Lewis reaches into the pocket of his coat and takes out a small paper bag. Opening it up, he holds it out to Sydney, who looks inside and extracts a jelly baby. The dog comes to the table, and Lewis gives her a sweetie too. ‘You’re getting fat,’ says Sydney, and Lewis can’t tell if Sydney is talking to him or to the dog.

When Lewis saw the ‘screaming jelly baby’ experiment executed in the chemistry laboratory, he had been teaching for more than forty years and was approaching retirement, but as he watched the demonstration — his colleague, in a white coat and safety goggles, melting potassium chlorate in a boiling tube over a Bunsen burner, dropping in a jelly baby that burst into flames and began to howl — he wondered for the first time whether he ought to have chosen something other than RE, something more dramatic. In truth, though, Lewis could not have handled a career as a high school chemistry teacher. He found the potential for accidents unnerving — the regular shattering of glass slides and test tubes, the explosions caused by adolescents not reading instructions, the constant smell of gas.

‘Did you join the RAF?’ asks Lewis.

Sydney looks puzzled. ‘No,’ he says.

‘You wanted to be a writer too.’

‘I did,’ says Sydney.

Lewis glances at Sydney’s watch, which he cannot read. ‘I’ll have to go in a minute,’ he says. ‘It’s a bit of a walk to the surgery.’
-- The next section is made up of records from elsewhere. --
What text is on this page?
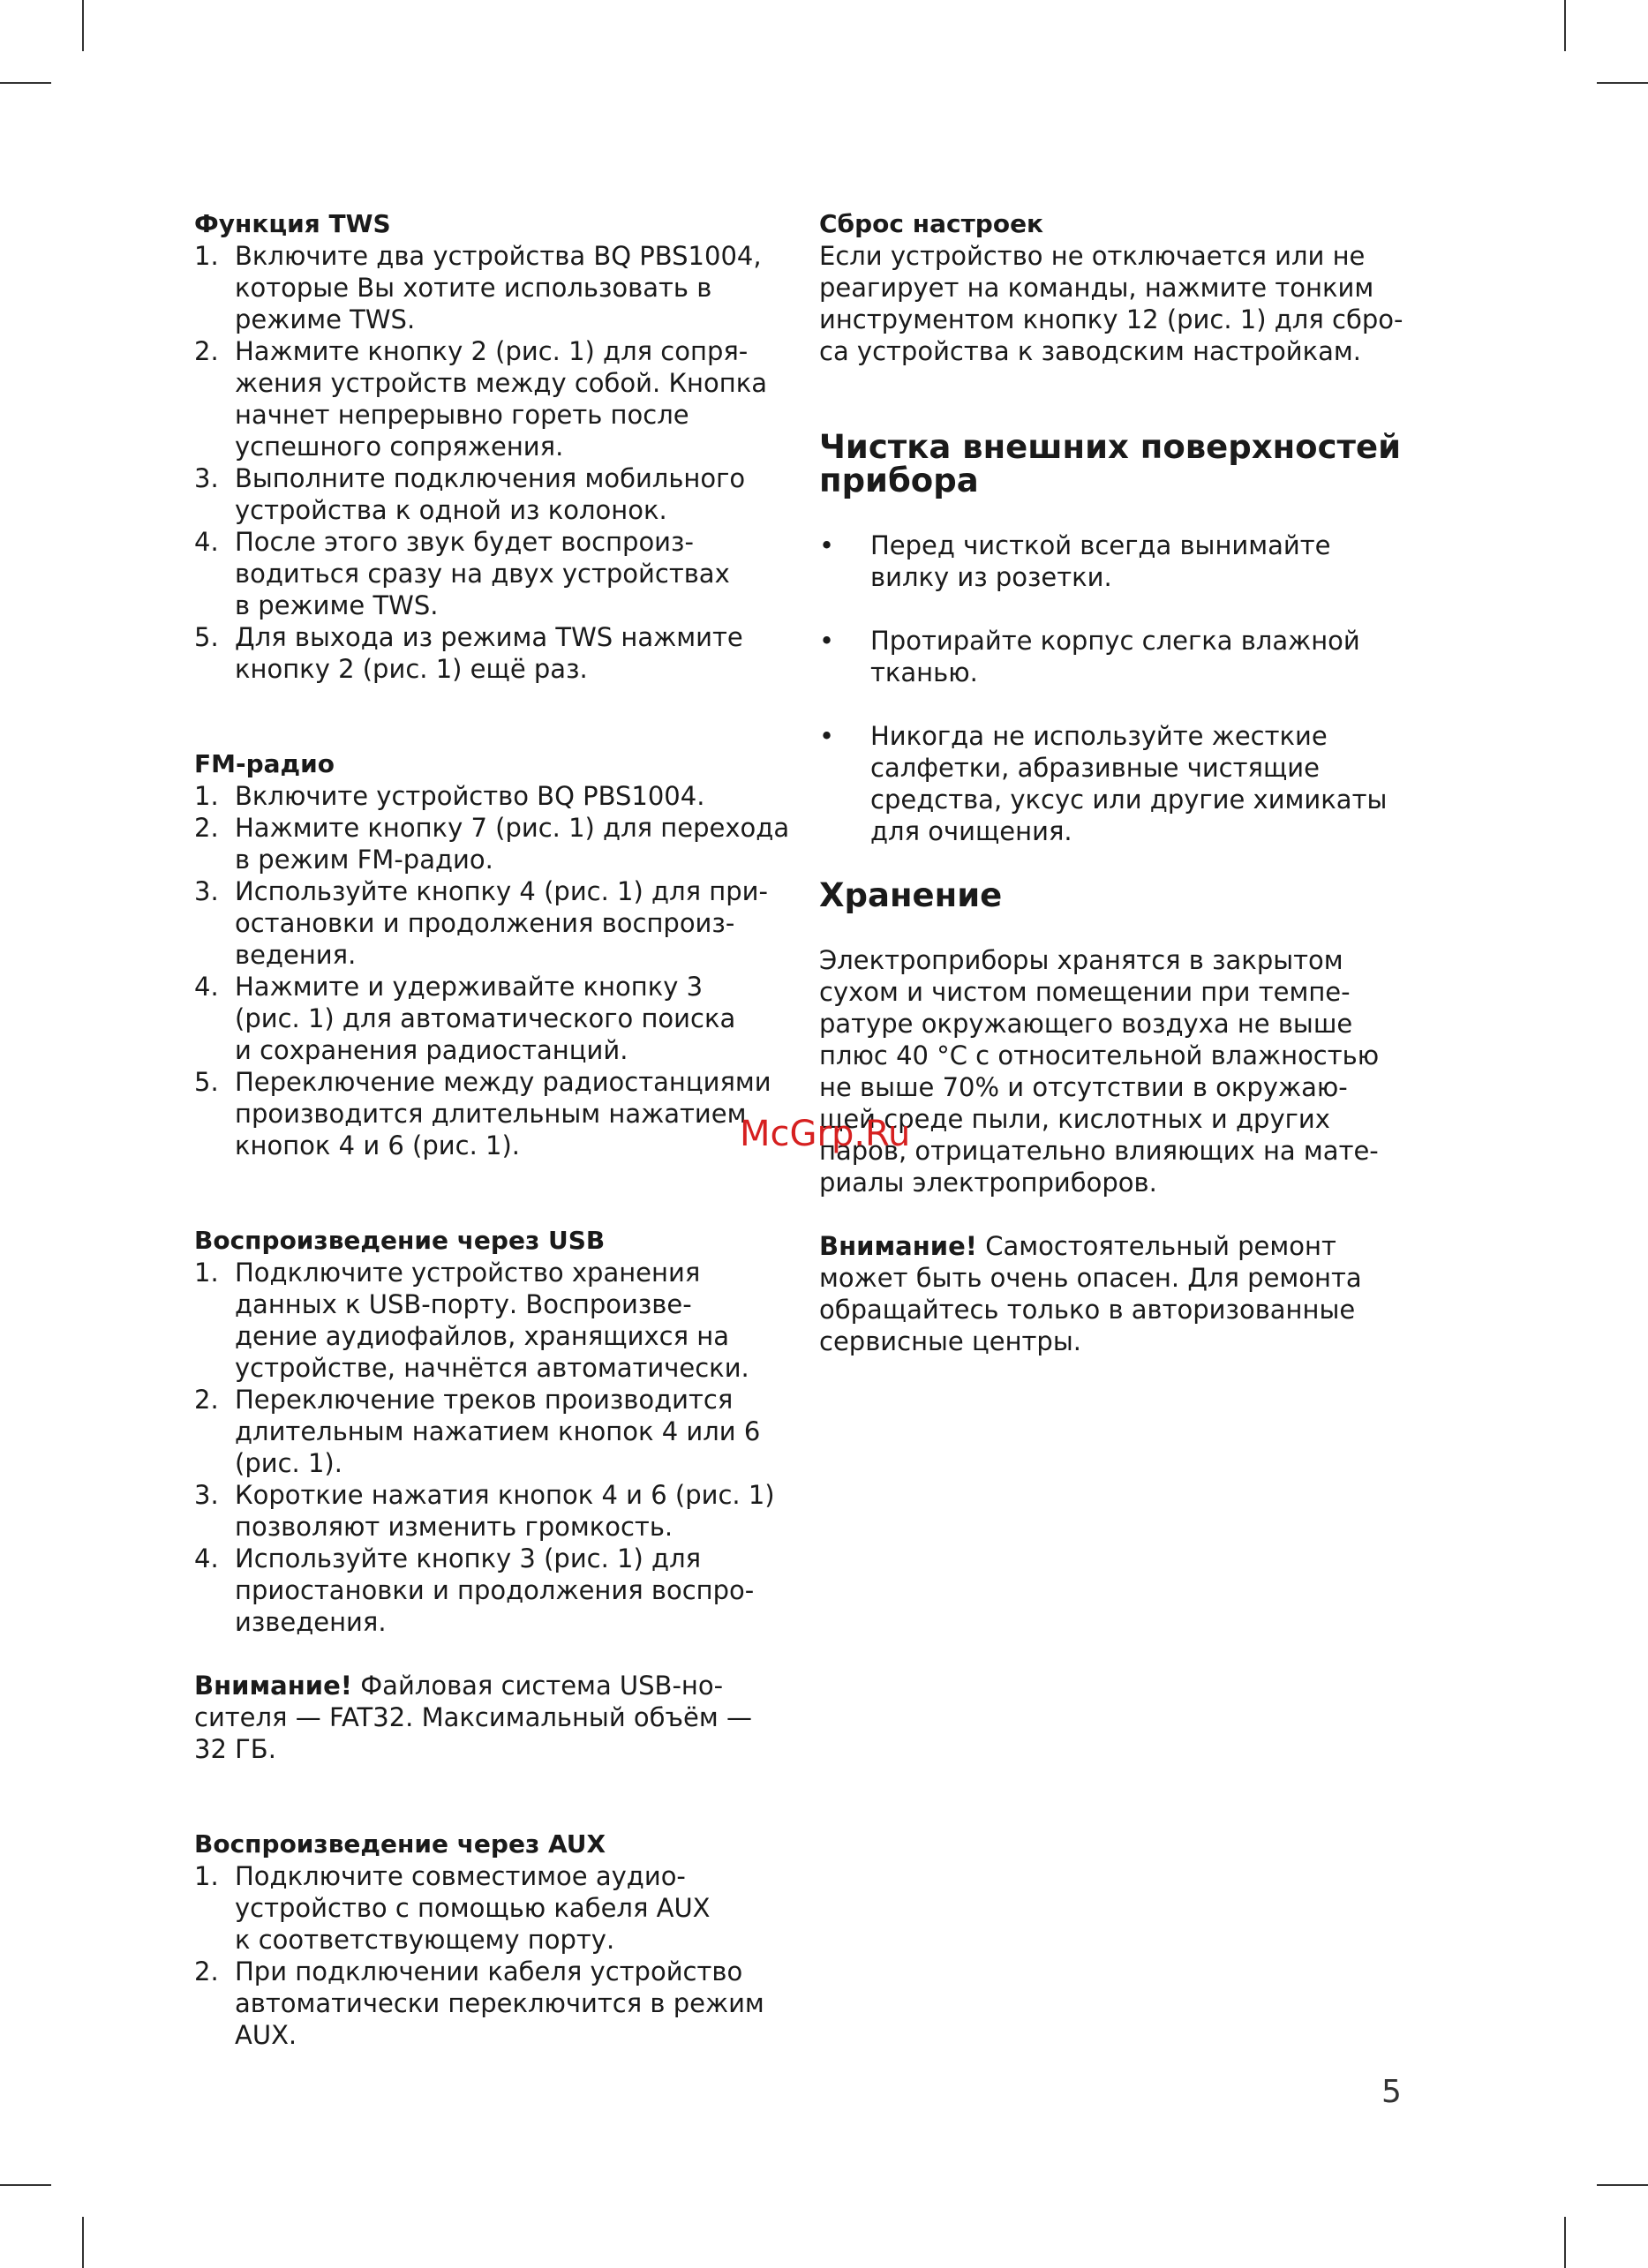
Функция TWS
1. Включите два устройства BQ PBS1004,
которые Вы хотите использовать в
режиме TWS.
2. Нажмите кнопку 2 (рис. 1) для сопря-
жения устройств между собой. Кнопка
начнет непрерывно гореть после
успешного сопряжения.
3. Выполните подключения мобильного
устройства к одной из колонок.
4. После этого звук будет воспроиз-
водиться сразу на двух устройствах
в режиме TWS.
5. Для выхода из режима TWS нажмите
кнопку 2 (рис. 1) ещё раз.
FM-радио
1. Включите устройство BQ PBS1004.
2. Нажмите кнопку 7 (рис. 1) для перехода
в режим FM-радио.
3. Используйте кнопку 4 (рис. 1) для при-
остановки и продолжения воспроиз-
ведения.
4. Нажмите и удерживайте кнопку 3
(рис. 1) для автоматического поиска
и сохранения радиостанций.
5. Переключение между радиостанциями
производится длительным нажатием
кнопок 4 и 6 (рис. 1).
Воспроизведение через USB
1. Подключите устройство хранения
данных к USB-порту. Воспроизве-
дение аудиофайлов, хранящихся на
устройстве, начнётся автоматически.
2. Переключение треков производится
длительным нажатием кнопок 4 или 6
(рис. 1).
3. Короткие нажатия кнопок 4 и 6 (рис. 1)
позволяют изменить громкость.
4. Используйте кнопку 3 (рис. 1) для
приостановки и продолжения воспро-
изведения.

Внимание! Файловая система USB-но-
сителя — FAT32. Максимальный объём —
32 ГБ.

Воспроизведение через AUX
1. Подключите совместимое аудио-
устройство с помощью кабеля AUX
к соответствующему порту.
2. При подключении кабеля устройство
автоматически переключится в режим
AUX.
Сброс настроек

Если устройство не отключается или не
реагирует на команды, нажмите тонким
инструментом кнопку 12 (рис. 1) для сбро-
са устройства к заводским настройкам.

Чистка внешних поверхностей
прибора
• Перед чисткой всегда вынимайте
вилку из розетки.
• Протирайте корпус слегка влажной
тканью.
• Никогда не используйте жесткие
салфетки, абразивные чистящие
средства, уксус или другие химикаты
для очищения.
Хранение

Электроприборы хранятся в закрытом
сухом и чистом помещении при темпе-
ратуре окружающего воздуха не выше
плюс 40 °С с относительной влажностью
не выше 70% и отсутствии в окружаю-
щей среде пыли, кислотных и других
паров, отрицательно влияющих на мате-
риалы электроприборов.

Внимание! Самостоятельный ремонт
может быть очень опасен. Для ремонта
обращайтесь только в авторизованные
сервисные центры.

McGrp.Ru
5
‘I’ll take you,’ says Sydney. ‘I’ve got the car outside.’

Lewis, whose knee hurts when he walks, is quick to accept Sydney’s offer.

Sydney stands, putting on his coat and shouldering his rucksack. Lewis is still wearing his coat and shoes from before. As he follows Sydney and his dog out of the kitchen, Lewis feels strangely as if he has only been visiting, as if he does not really belong here at all.